Model San Diego Multiple Species Plan Doesn't Conserve Rarest Species
Victory
—Judge finds fault with landmark habitat plan
Contacts
David Hogan, Center for Biological Diversity, (619) 574-6800
Neil Levine, Earthjustice, (303) 623-9466
In a precedent-setting ruling, a federal judge has agreed with conservationists’ contentions that a San Diego regional habitat conservation plan does not do enough to protect endangered and threatened species that depend on a type of wetland that has nearly vanished from southern California.
Late on Friday October 13, District Court Judge Rudi Brewster, a Reagan appointee, released a 61-page opinion halting damage to wetlands in undeveloped areas within the city of San Diego. The ruling criticizes the San Diego Multiple Species Conservation Plan for its failure to conserve seven imperiled vernal pool wetland species including two fairy shrimp and five plants. The ruling also rejects a related lawsuit by developers and sends the plan back to the U.S. Fish and Wildlife Service for the agency to try again.
According to the ruling:
- The Service failed to consider that the MSCP undermines the recovery of the seven vernal pool species after the agency released a recovery plan with much stronger conservation recommendations, nor after the U.S. Supreme Court issued an opinion narrowing the federal government’s ability to protect vernal pools. The judge wrote, “The species are left in a ‘heads I lose, tails you win’ position that substitutes inadequate conservation measures in the place of the strict conservation and recovery standards of the [Endangered Species Act.]”
- The effects of anticipated major development on the vernal pool species were never analyzed, yet the agency concluded that the MSCP protected the species against extinction and provided developers with “no surprises” assurances that no additional conservation would be necessary for fifty years;
- The plan fails to provide assured funding for promised conservation activities. The plan’s vague pledges of future funding stand in stark contrast to precise and absolute assurances to developers.

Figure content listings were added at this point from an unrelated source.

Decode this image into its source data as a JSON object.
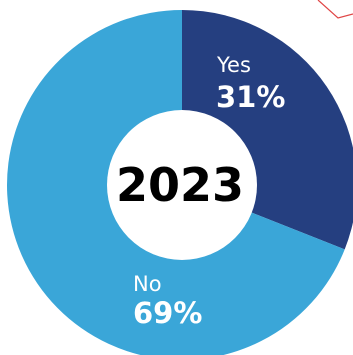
{
  "chart_data": {
    "type": "pie",
    "center_label": "2023",
    "slices": [
      {
        "name": "Yes",
        "value": 31,
        "label": "31%",
        "color": "#253f80"
      },
      {
        "name": "No",
        "value": 69,
        "label": "69%",
        "color": "#3aa6d8"
      }
    ]
  },
  "colors": {
    "center_fill": "#ffffff",
    "corner_accent": "#e04646"
  }
}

Approved in 1997, the San Diego MSCP was heralded by then-Secretary of the Interior Bruce Babbitt as a “model for the country.” But scientists and conservationists were troubled by the plan’s neglect of necessary development limits and conservation measures to protect many of San Diego’s rarest species and habitats.

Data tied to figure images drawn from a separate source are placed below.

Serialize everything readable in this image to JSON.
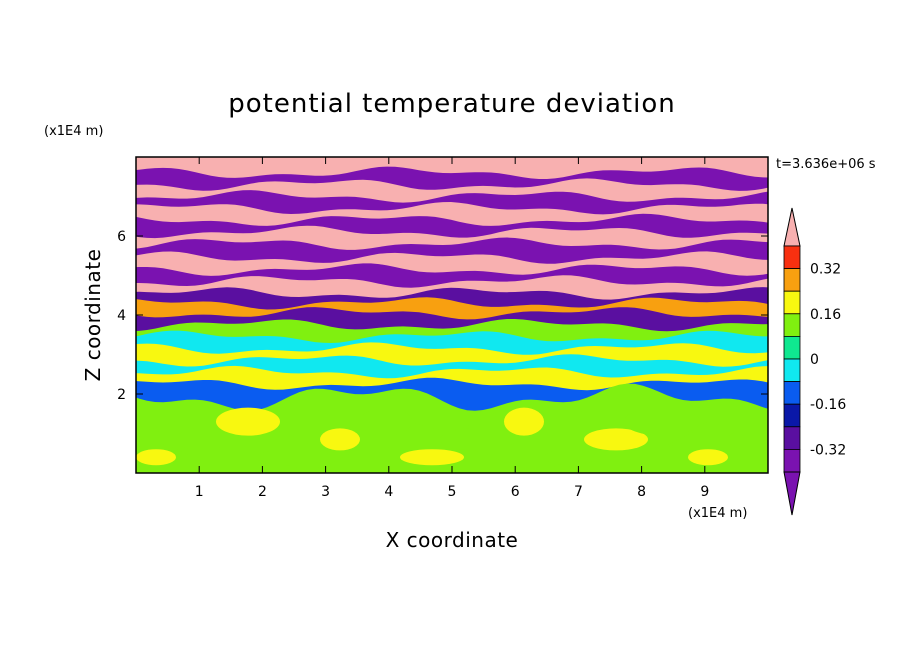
{
  "chart_data": {
    "type": "heatmap",
    "title": "potential temperature deviation",
    "xlabel": "X coordinate",
    "ylabel": "Z coordinate",
    "x_unit": "(x1E4 m)",
    "y_unit": "(x1E4 m)",
    "time_label": "t=3.636e+06 s",
    "xlim": [
      0,
      10
    ],
    "ylim": [
      0,
      8
    ],
    "x_ticks": [
      "1",
      "2",
      "3",
      "4",
      "5",
      "6",
      "7",
      "8",
      "9"
    ],
    "y_ticks": [
      "2",
      "4",
      "6"
    ],
    "colorbar": {
      "levels": [
        -0.4,
        -0.32,
        -0.24,
        -0.16,
        -0.08,
        0,
        0.08,
        0.16,
        0.24,
        0.32,
        0.4
      ],
      "colors": [
        "#7a12b0",
        "#5a0fa0",
        "#0a18a8",
        "#0a5cf0",
        "#10e8f0",
        "#0fe890",
        "#80f010",
        "#f8f810",
        "#f8a010",
        "#f83010",
        "#f8b0b0"
      ],
      "labels": [
        "0.32",
        "0.16",
        "0",
        "-0.16",
        "-0.32"
      ],
      "extend": "both"
    },
    "bands": [
      {
        "z": 7.9,
        "value": 0.45
      },
      {
        "z": 7.6,
        "value": -0.45
      },
      {
        "z": 7.3,
        "value": 0.45
      },
      {
        "z": 7.0,
        "value": -0.45
      },
      {
        "z": 6.7,
        "value": 0.45
      },
      {
        "z": 6.4,
        "value": -0.45
      },
      {
        "z": 6.1,
        "value": 0.45
      },
      {
        "z": 5.8,
        "value": -0.45
      },
      {
        "z": 5.45,
        "value": 0.45
      },
      {
        "z": 5.15,
        "value": -0.45
      },
      {
        "z": 4.85,
        "value": 0.45
      },
      {
        "z": 4.55,
        "value": -0.4
      },
      {
        "z": 4.3,
        "value": 0.2
      },
      {
        "z": 4.05,
        "value": -0.4
      },
      {
        "z": 3.75,
        "value": 0.05
      },
      {
        "z": 3.45,
        "value": -0.12
      },
      {
        "z": 3.15,
        "value": 0.1
      },
      {
        "z": 2.85,
        "value": -0.1
      },
      {
        "z": 2.55,
        "value": 0.15
      },
      {
        "z": 2.25,
        "value": -0.2
      },
      {
        "z": 1.9,
        "value": 0.04
      },
      {
        "z": 1.4,
        "value": 0.06
      },
      {
        "z": 0.9,
        "value": 0.03
      },
      {
        "z": 0.4,
        "value": 0.07
      }
    ]
  }
}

In late 1998, following approval of major new development impacts to vernal pools, 13 groups filed a lawsuit focused on the MSCP’s failure to conserve the pool species.
“The judge’s ruling is an affirmation of concerns that have been raised for years by scientists and conservationists alike,” said David Hogan, Director of the Urban Wildlands Program at the Center for Biological Diversity. “These plans should help recover listed species, not serve as a blank check for developers.”
“The ruling recognized that the MSCP provided certainty for developers without also insuring that the rarest species will have a secure future,” said Neil Levine, an attorney with Earthjustice who argued the case. “The decision means that the San Diego plan and others like it should be improved to uphold their conservation commitments.”
“The judge took a very thorough look at the record in this case,” said Dan Rohlf of the Pacific Environmental Advocacy Center, who was also one of the lawyers for the conservation groups. “The opinion points out what the facts make very clear – more needs to be done in San Diego to protect the last remnants of some of the rarest species and habitat in the country,” Rohlf said.
The ruling goes to the heart of several important issues around habitat conservation plans. Said Hogan, “The plans should go beyond just preventing extinction and actually contribute to the recovery of listed species, especially where large-scale plans encompass the majority of a species’ range. And the plans must provide funding and other practical measures to actually carry out conservation commitments.”
Invoking the controversial “no surprises” policy, the MSCP locked in its wetlands management “plan” for 50 years despite the fact that no plan existed and vernal pool mitigation efforts to date have been a dismal failure. Added Hogan, “The San Diego MSCP is a real example of the problems with the no surprises policy. The judge pointed to evidence that while more development is a virtual certainty, measures in the MSCP to recover these species may never materialize.”
Judge Brewster summed it all up: “If this type of destruction is treated on a case-by-case basis as an unimportant loss, it does not take long before life on this planet is in jeopardy.”
Other conservation groups who joined in the lawsuit include the California Native Plant Society, Wetlands Action Network, Save our Forests and Ranchlands, Carmel Mountain Conservancy, Preserve Wild Santee, Ramonans for Sensible Growth, San Diego Audubon Society, San Diego Chapter Sierra Club, Horned Lizard Conservation Society, San Diego Herpetological Society, Earth Media, and Preserve South Bay.